FUJIHARU – Kenapa aku bilang saudaraku, meskipun kita nggak bersaudara? Karena dia adalah tetanggaku. Bukankah menurut islam “Tetangga adalah saudara terdekat kita?”. Apa yang diutarakan itu memang benar adanya. Begitu banyak masa kecil yang aku bisa kaitkan dengan ibu ini. Sampai kabar sedih aku terima dari saudara bahwa Dongiti telah meninggal dunia.
Dongiti adalah panggilan yang aku dan tetangga lain ucapkan ketika memanggilnya. Seorang ibu yang bersahaja. Layaknya seorang ibu, dia juga telaten mengurus anak orang, aku salah satunya. Kenapa begitu? Dongiti dan nenekku berteman dekat. Kemana mana, nenekku akan berusaha mengajak dongiti ikut, kepasar, kondangan dan lainnya.
Dibalik kekurangan nenekku, dongiti terlihat selalu mengalah dan mengerti, makanya aku sangat berterimakasih dan berasa berhutang budi selalu. Disaat anak anaknya nggak bisa membantu menemani nenekku, kita seolah meminta bantuan Dongiti untuk menjaganya. Kenapa? Karena nenekku terkadang lebih memilih jalan kemanapun dengan Dongiti daripada anak anaknya.
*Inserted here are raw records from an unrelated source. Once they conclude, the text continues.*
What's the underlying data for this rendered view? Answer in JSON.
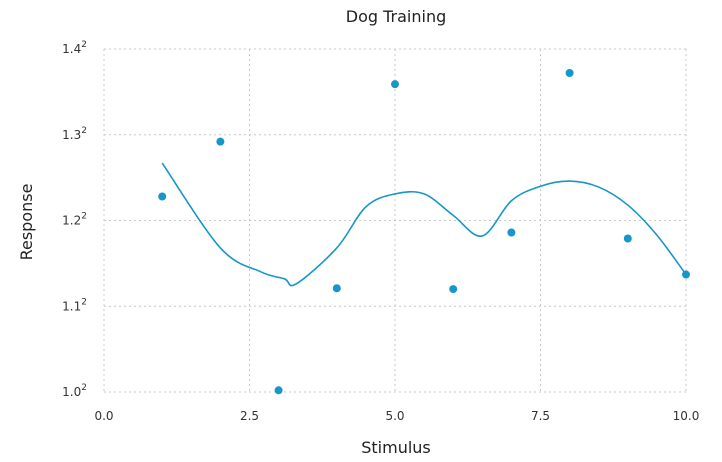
{
  "chart_data": {
    "type": "scatter",
    "title": "Dog Training",
    "xlabel": "Stimulus",
    "ylabel": "Response",
    "xlim": [
      0,
      10
    ],
    "ylim": [
      1.0,
      1.4
    ],
    "x_ticks": [
      0,
      2.5,
      5,
      7.5,
      10
    ],
    "x_tick_labels": [
      "0.0",
      "2.5",
      "5.0",
      "7.5",
      "10.0"
    ],
    "y_ticks": [
      1.0,
      1.1,
      1.2,
      1.3,
      1.4
    ],
    "y_tick_labels": [
      "1.0",
      "1.1",
      "1.2",
      "1.3",
      "1.4"
    ],
    "y_tick_exponent": "2",
    "y_scale": "squared",
    "grid": true,
    "series": [
      {
        "type": "scatter",
        "color": "#1796c9",
        "x": [
          1,
          2,
          3,
          4,
          5,
          6,
          7,
          8,
          9,
          10
        ],
        "y": [
          1.228,
          1.292,
          1.002,
          1.121,
          1.359,
          1.12,
          1.186,
          1.372,
          1.179,
          1.137
        ]
      },
      {
        "type": "line",
        "color": "#1796c9",
        "smooth": true,
        "x": [
          1,
          2,
          2.7,
          3.1,
          3.3,
          4,
          4.5,
          5,
          5.5,
          6,
          6.5,
          7,
          7.5,
          8,
          8.5,
          9,
          9.5,
          10
        ],
        "y": [
          1.267,
          1.168,
          1.14,
          1.132,
          1.126,
          1.168,
          1.216,
          1.231,
          1.231,
          1.206,
          1.182,
          1.223,
          1.24,
          1.246,
          1.239,
          1.218,
          1.183,
          1.137
        ]
      }
    ]
  }
}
Mungkin bila dengan anak anaknya, ada beberapa larangan atau hal hal yang kurang berkenan dihatinya, tapi dengan Dongiti, ia seolah lebih dimengerti.
Masa kecilku juga sering bersama keluarga Dongiti. Ia tinggal bersama suami dan anak anaknya. Sejak kecil, aku punya kebiasaan bangun subuh dan sangat takut sekali dengan gelap. Gelap seolah tempat setan setan bersemayam. Rumah kayu tua dari nenekku yang hanya ditinggali oleh 3 orang: Aku, nenek dan kakek jelas membuatku penakut dengan kondisi seperti itu. Setiap kali ke toilet atau mau tidur, aku selalu menunggu mereka untuk masuk kamar atau setidaknya mereka masih ada dalam penglihatanku. Aku lebih memilih tidur dimanapun dengan nyamuk banyak daripada tidur sendirian dikamar tanpa nenek dan kakek.
Ketika waktunya subuh, kakek dan nenek akan pergi ke musholla terdekat dari mulai adzan shubuh sampai sekitar 30 atau 40 menitan kemudian. Gawatnya, aku selalu bangun pada jam segitu.
Baca Juga:
Ketika terbangun, aku tidak menemukan nenek dan kakek. Takut setakut takutnya membuatku menjerit ketakutan dan menangis. Biasanya aku langsung keluar rumah dan langsung mengetuk rumah Dongiti ini. Karena rumah keluarga Dongiti depan rumah, sangat gampang sekali aku pergi ke rumahnya. Saat itu tentu saja nggak ada rasa malu untuk mengetuk minta ditemani sampai nenek dan kakek datang. Bahkan mungkin sering menggangu tidur mereka saat pagi subuh. Aku melihat muka dongiti dan suaminya sebagai penolong saat itu. Karena setidaknya ketakutan akan rasa gelap dan sendirian bisa terobati dengan kehadiran mereka.
Biasanya mereka akan menyuruhku masuk dan menanyakan kenapa sampai menangis. Dan, berkali kali juga aku bilang mencari nenek dan kakek, padahal sudah tahu mereka di musholla. Aku juga malu untuk bilang kalo takut akan gelap. Mereka biasanya menyuruh minum dan menunggu. Terkadang menyuruhku tidur didipan tengah rumahnya sampai nenek dan kakekku tiba.
Setelah nenek dan kakek tiba, biasanya mereka akan memarahiku karena mengganggu dongiti. Seharusnya aku kembali tidur saja daripada mengetuk rumah orang pagi buta.
Kejadian itu bukan hanya sekali dua kali, tapi selalu! ya, semenjak kecil aku sering dibantu oleh kebaikannya. Apalagi anaknya juga teman sekolahku, jadi aku sering bersamanya.
Kini, wanita itu telah tiada. Kebaikannya yang luar biasa padaku dan nenekku pastinya nggak akan aku lupakan.
Innalillahi wainnailaihirojiun. Semoga diberikan yang terbaik untuk Dongiti. Amin.